I am currently stuck on this problem, it is from a very highly competitive contest and so it is highly difficult as well. Below is the statement:

There are 2 lists of integers with the same length. 
Pick an integer from each list and
calculate the absolute value of their sum. 
Return the minimum value for the value.

Example: list1 = [1, 2]; list2 = [-2, 3] => result = 0

Explanation : take 2 and -2

Can anyone help?

Problem Source: 2008 Vietnamese National Student Competition ("Kì thi học sinh giỏi quốc gia"), question 1

I know that there is a brute force solution, but I got Time Limit Exceed (TLE), which means this MUST be done with less than $O(n^2)$ time complexity.

Answer 1

An $O(n\log n)$ solution:

Sort the second list. For every element of the first, let $e$, find the two elements just smaller and just larger than $-e$, by dichotomic search. Then keep the smallest absolute sum. It is possible that one of the two elements does not exist.

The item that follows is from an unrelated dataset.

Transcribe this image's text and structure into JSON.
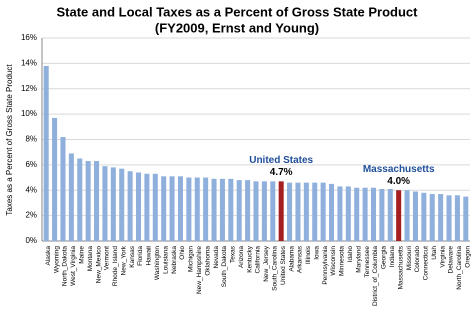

E.g. $-7,-3,4, 6$ vs. $-2,-1,4,9$.

$\begin{align}-7&\to4<7<9&\to2\\-3&\to-1<3<4&\to1\\4&\to.<-4<-2&\to2\\6&\to .<-6<-2&\to4\end{align}$

Answer 2

A solution that will often take not much more than n operations (but no guarantee):

1. In constant time find the range of both arrays, like -7 .. 6 and -2 .. 9 in the example.
2. Calculate the number of sums (16 in this case).
3. Make a guess for the smallest absolute difference say 2 in this case.
4. Create a hash table that lets you look up x div 2 (in this example) quickly, fill it with items from the second array.

Now look up the values from the first array. Say the first array had a value of -7, so you look up 2, 3 and 4 in the hash table. This would find values from 4 to 9, with an absolute value of the sum from 0 to 3. There’s a good chance to find the solution in linear time.